Scricchiola però. La stessa aggressione a Yoani e ai suoi tre amici non sembra un atto di forza, quanto piuttosto di confusione e debolezza. Yoani lo interpreta come «un atto di disperazione di fronte al nuovo che non si conosce e non si controlla». Ma non accetta di paragonare Raul Castro a Gorbaciov. «Non si può fare alcun parallelo perchè Raul Castro non è un riformista, non cerca di trasformare, aprire la società, renderla più democratica. Vuole solo conservare il potere come un feudofamiliare, e per farlo cerca di apparire all’esterno, soprattutto ai media internazionali, come un riformatore, ma non è vero, a Cuba non c’è nessun cambiamento». C’è invece un «grande disinganno della popolazione verso le promesse sentite per tanti anni e una perdita di argomentazioni da parte degli stessi politici».E poi c’è Internet, la blogosfera. Nell’Urss c’erano i samizdat, scritti con la carta carbone e fatti circolare di mano in mano, le riunioni clandestine.

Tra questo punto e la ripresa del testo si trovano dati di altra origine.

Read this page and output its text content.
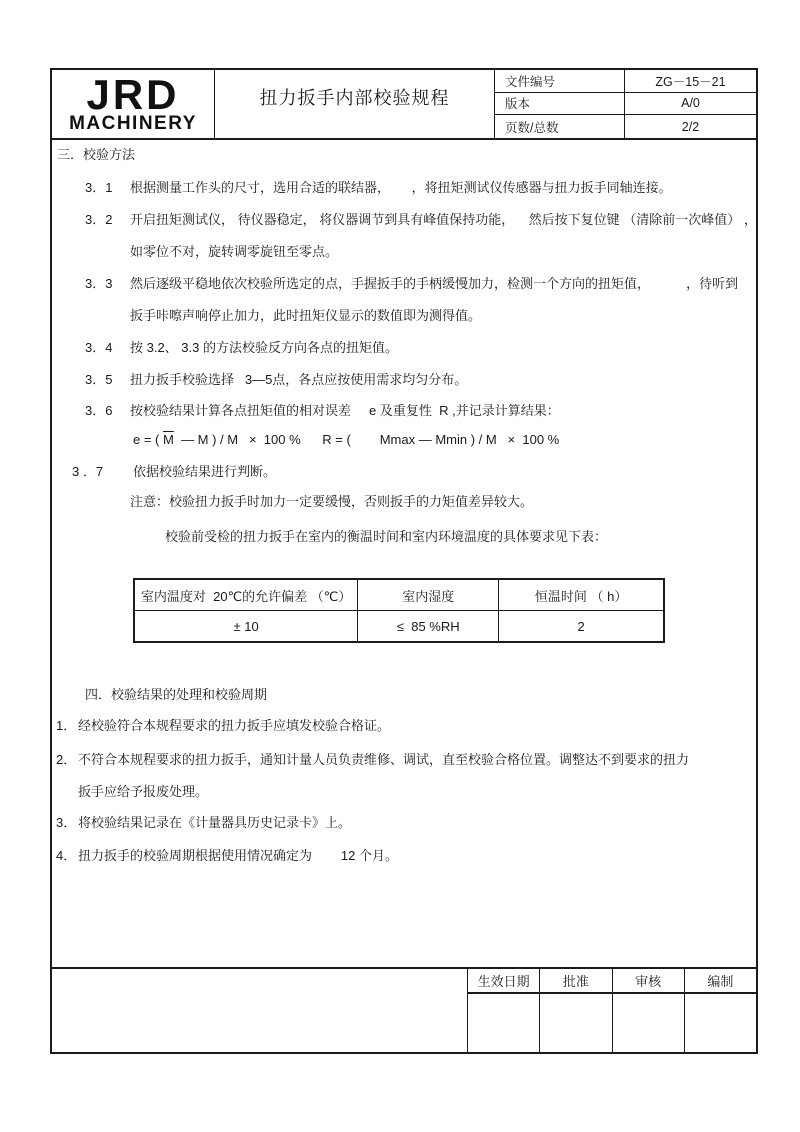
JRD
MACHINERY
扭力扳手内部校验规程
文件编号	ZG－15－21
版本	A/0
页数/总数	2/2
生效日期	批准	审核	编制
三．校验方法
3．1	根据测量工作头的尺寸，选用合适的联结器，      ，将扭矩测试仪传感器与扭力扳手同轴连接。
3．2	开启扭矩测试仪， 待仪器稳定， 将仪器调节到具有峰值保持功能，    然后按下复位键 （清除前一次峰值） ，
如零位不对，旋转调零旋钮至零点。
3．3	然后逐级平稳地依次校验所选定的点，手握扳手的手柄缓慢加力，检测一个方向的扭矩值，          ，待听到
扳手咔嚓声响停止加力，此时扭矩仪显示的数值即为测得值。
3．4	按 3.2、 3.3 的方法校验反方向各点的扭矩值。
3．5	扭力扳手校验选择   3—5点，各点应按使用需求均匀分布。
3．6	按校验结果计算各点扭矩值的相对误差     e 及重复性  R ,并记录计算结果：
e = ( $\overline{M}$  — M ) / M   ×  100 %      R = (        Mmax — Mmin ) / M   ×  100 %
3 ．7	依据校验结果进行判断。
注意：校验扭力扳手时加力一定要缓慢，否则扳手的力矩值差异较大。
校验前受检的扭力扳手在室内的衡温时间和室内环境温度的具体要求见下表：
室内温度对  20℃的允许偏差 （℃）	室内湿度	恒温时间 （ h）
± 10	≤  85 %RH	2
四．校验结果的处理和校验周期
1． 经校验符合本规程要求的扭力扳手应填发校验合格证。
2． 不符合本规程要求的扭力扳手，通知计量人员负责维修、调试，直至校验合格位置。调整达不到要求的扭力
扳手应给予报废处理。
3． 将校验结果记录在《计量器具历史记录卡》上。
4． 扭力扳手的校验周期根据使用情况确定为        12 个月。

«Noi - dice energica Yoani - abbiamo dalla nostra la tecnologia». Così, anche se il regime fidelista ignora la data del 9 novembre - «la prima foto della caduta delmuro a Cuba l’abbiamo vista dieci anni dopo» - e anche se il Granma, quotidiano ufficiale, preferisce festeggiare il 7 novembre, anniversario della presa del Palazzo d’Inverno, e Lenin come «raggio di speranza», Yoani sostiene che privatamente, magari sui blog, anche a Cuba oggi la caduta del muro sarà ricordata. Come una speranza.